Making Sense of Making Sense of it All: A tribute to Ben Larson

By: Ben Gardner,


On January 22, I attended the memorial service for Ben Larson, who died in the Haiti earthquake. I didn’t know Ben, but even so, I felt compelled to mourn his death with those who loved him.

Though I’m not traditionally religious, I always feel comforted grieving inside a church. In part, it is because I grew up going to church, and it has since instilled in me a feeling of serenity whenever I’m inside a church after a death. It’s not as though I feel a sort of sacred quality innate in any church. Some people believe all churches, upon their construction, are graced with the presence and guiding hand of God. For them, the church is innately sacred. I personally don’t believe this.

For me, what gives a church—and especially the CFL during Ben Larson’s memorial—the aura of serenity and holiness is the people and the history of faith and belief that have fostered compassion and meaning. I know this comes off as strange from a person who’s not religious and is often disgusted by religion. But religion is bursting with paradoxes, and here’s a paradox about many nonbelievers: Just because you’re not religious doesn’t mean you wouldn’t prefer to be religious.

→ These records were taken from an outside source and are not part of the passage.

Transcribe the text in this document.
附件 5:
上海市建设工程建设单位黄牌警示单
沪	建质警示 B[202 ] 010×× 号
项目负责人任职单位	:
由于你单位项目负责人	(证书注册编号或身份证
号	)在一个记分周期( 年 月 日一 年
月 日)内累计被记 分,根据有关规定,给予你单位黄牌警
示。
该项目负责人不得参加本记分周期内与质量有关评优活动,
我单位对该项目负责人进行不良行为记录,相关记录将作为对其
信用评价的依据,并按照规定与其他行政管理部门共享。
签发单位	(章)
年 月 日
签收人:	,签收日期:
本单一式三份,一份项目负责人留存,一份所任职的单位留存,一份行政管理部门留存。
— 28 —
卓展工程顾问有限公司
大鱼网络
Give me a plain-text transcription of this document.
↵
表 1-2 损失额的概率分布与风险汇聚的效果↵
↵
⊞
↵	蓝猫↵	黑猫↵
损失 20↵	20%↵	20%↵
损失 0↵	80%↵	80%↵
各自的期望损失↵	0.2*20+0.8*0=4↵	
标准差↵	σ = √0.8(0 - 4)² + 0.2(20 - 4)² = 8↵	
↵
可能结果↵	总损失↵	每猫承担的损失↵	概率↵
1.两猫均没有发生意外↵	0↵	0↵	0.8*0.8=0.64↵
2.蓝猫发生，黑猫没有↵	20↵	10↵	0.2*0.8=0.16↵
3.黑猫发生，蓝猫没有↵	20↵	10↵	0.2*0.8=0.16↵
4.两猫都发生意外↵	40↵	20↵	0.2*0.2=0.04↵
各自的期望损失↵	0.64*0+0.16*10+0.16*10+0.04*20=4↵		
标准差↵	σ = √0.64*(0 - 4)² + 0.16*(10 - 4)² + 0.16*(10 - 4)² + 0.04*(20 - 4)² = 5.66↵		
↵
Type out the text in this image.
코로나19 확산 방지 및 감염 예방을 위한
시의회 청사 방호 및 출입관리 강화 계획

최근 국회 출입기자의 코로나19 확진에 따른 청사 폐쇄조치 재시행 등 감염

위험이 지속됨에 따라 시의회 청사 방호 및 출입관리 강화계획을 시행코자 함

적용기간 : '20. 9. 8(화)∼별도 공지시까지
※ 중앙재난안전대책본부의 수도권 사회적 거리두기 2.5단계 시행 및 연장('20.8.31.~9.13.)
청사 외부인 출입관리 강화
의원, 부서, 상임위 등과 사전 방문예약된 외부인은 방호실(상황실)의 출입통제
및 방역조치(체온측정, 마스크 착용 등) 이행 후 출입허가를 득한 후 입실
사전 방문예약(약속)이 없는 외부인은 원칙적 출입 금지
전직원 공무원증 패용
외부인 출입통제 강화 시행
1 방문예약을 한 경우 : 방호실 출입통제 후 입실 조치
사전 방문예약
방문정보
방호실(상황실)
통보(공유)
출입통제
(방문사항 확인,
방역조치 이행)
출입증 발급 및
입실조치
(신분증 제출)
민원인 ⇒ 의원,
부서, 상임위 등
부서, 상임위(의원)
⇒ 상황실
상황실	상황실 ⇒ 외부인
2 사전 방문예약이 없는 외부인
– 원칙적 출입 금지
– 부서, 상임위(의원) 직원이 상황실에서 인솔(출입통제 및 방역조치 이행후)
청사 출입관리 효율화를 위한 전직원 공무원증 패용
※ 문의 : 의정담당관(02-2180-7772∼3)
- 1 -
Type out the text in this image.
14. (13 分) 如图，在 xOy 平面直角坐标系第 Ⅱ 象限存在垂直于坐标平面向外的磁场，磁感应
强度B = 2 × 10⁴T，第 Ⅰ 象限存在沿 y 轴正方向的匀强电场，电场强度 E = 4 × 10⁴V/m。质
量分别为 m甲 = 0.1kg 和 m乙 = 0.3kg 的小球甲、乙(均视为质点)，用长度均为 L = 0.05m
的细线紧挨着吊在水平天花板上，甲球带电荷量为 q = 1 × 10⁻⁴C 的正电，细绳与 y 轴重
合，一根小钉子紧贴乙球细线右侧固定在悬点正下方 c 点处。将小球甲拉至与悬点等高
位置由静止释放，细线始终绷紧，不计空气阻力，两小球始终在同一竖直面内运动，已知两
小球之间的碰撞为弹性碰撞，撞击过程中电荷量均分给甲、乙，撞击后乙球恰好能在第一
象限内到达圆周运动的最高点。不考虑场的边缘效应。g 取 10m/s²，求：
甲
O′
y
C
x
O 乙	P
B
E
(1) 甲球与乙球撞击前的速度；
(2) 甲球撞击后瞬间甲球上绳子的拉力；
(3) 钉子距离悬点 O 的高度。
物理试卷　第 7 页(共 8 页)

For example, when I was at Ben Larson’s memorial service, I was struck with the overwhelming power of unconcealed faith and sincerity in those mourning. For so much of the time we tend to be terribly concerned with saving face around our peers. But what I find in believers is a completely unabashed comfortableness with themselves and what they believe. And this is one thing I find so inscrutable about religion and believing: how to feel comfortable with yourself when so many around you find your actions and beliefs ridiculous and—more importantly—wrong.

Kierkegaard proposed that in order to find faith you had to make a leap to faith. Now, Kierkegaard divulged that he was unable to make that leap: “I cannot make the movement of faith, I cannot shut my eyes and plunge confidently into the absurd; it is for me an impossibility, but I do not praise myself for that.” I feel a similar inability to take the plunge into the inscrutability of faith.

But occasionally I have the feeling that the impossibility of the leap isn’t as unfeasible as it once was. I had just such a feeling during Ben Larson’s memorial. In my own case, there’s something about grief and mourning that brings out the best of my nature, which is often constrained and hidden: compassion, benevolence, goodwill, kindness, etc. But the feeling that I got when surrounded by the mourners at Larson’s memorial was that they’re always compassionate and benevolent. Maybe it’s the religion that makes them as good as they are, or maybe they’re naturally like that. Or it could be that they’re consciously trying to be good and compassionate.

But for many of us, it appears daunting to make the conscious effort to be good and human. We’d prefer if we could be good and human simply without having to try. In my own case, I didn’t like that it took the death of Ben Larson to make me feel compassion and benevolence and an awareness of the fragility and beauty of existence.

But by all accounts, Ben Larson seemed to have discovered what it takes to be human and good in this world. I don’t know if it was his faith or his personality that caused him to act and live as well as he did, but I’m guessing it was both. I’m sure it was as hard for him as it is for us to be good and compassionate, but somehow he made it work. As for me, I like to believe we’re all capable of such goodness.